How to tell if they’re behind community opposition campaigns? Look for overly wholesome names (Patriotic Americans for Energy Freedom, anyone?) and search their materials for language that been used to stonewall projects throughout the country. For example, NIMBY groups protesting solar farms consistently described them as “industrial solar,” a negative term that proved effective in early anti-solar fights.

Astroturf is not the only resistance strategy. Other opposition will grow through under-funded local media, which spreads misinformation on a pay-to-play basis, and local codes or guidelines written to limit certain development.

Are they succeeding? In part. In the past year, significant projects were shelved due to community pressure, including a 650-MW project on Staten Island that was canceled. Others, like the 320-MW Seguro project in San Diego, are mired in hearings. Some of these projects are large enough to materially affect regional storage deployment, and all will cause developers to think twice about planning projects anywhere near communities.

Batteries Withstanding Market Battering

Taking all the positives and negatives together, 2026 should be a solid, though not soaring, year. Batteries will continue to be the bright spot in the clean energy landscape in the United States, and their ability to support the grid and delay costly transmission projects makes them critical.

To help the market grow, developers will need to get ahead of community resistance or focus on projects away from residential areas or rural idylls rather than risk being mired in endless permit fights. Groups like American Clean Power need to continue educating and lobbying critical audiences to ensure BESS projects aren’t unduly harmed.

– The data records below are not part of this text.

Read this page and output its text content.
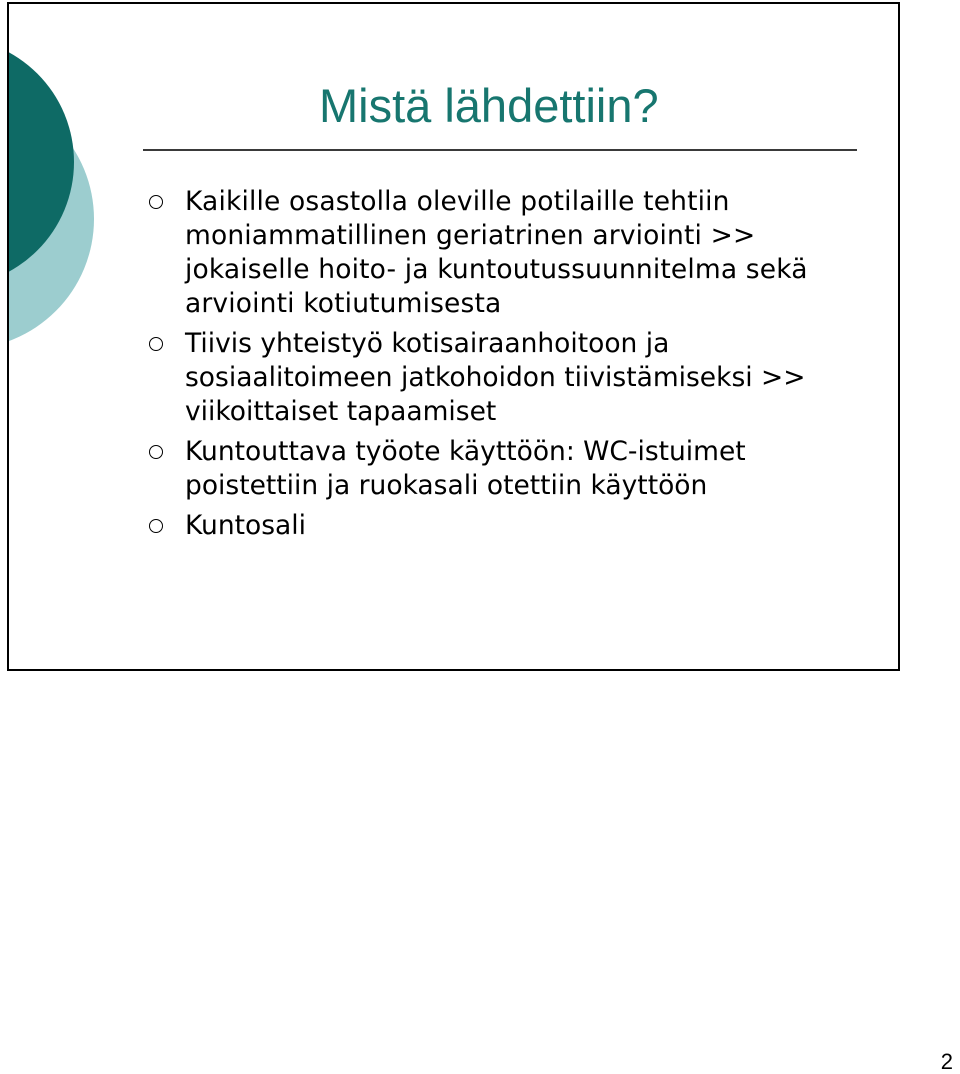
Mistä lähdettiin?
Kaikille osastolla oleville potilaille tehtiin moniammatillinen geriatrinen arviointi >> jokaiselle hoito- ja kuntoutussuunnitelma sekä arviointi kotiutumisesta
Tiivis yhteistyö kotisairaanhoitoon ja sosiaalitoimeen jatkohoidon tiivistämiseksi >> viikoittaiset tapaamiset
Kuntouttava työote käyttöön: WC-istuimet poistettiin ja ruokasali otettiin käyttöön
Kuntosali
2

And the industry needs to differentiate types of lithium-ion batteries to end-run community and fire service objections. LFP, despite its lower energy density, will continue to take an ever-larger share of the market, at least until new chemistry batteries are widely available.

Project developers and the grid their projects connect to operate in time frames well beyond any single administration. BESS projects are fortunate to have avoided the Trump administration’s crosshairs, which harmed other clean energy sectors. My hope for 2026 is that it will continue to work its magic, quietly installing reliability and avoiding controversy.

Power Play columnist Dej Knuckey is a climate and energy writer with decades of industry experience.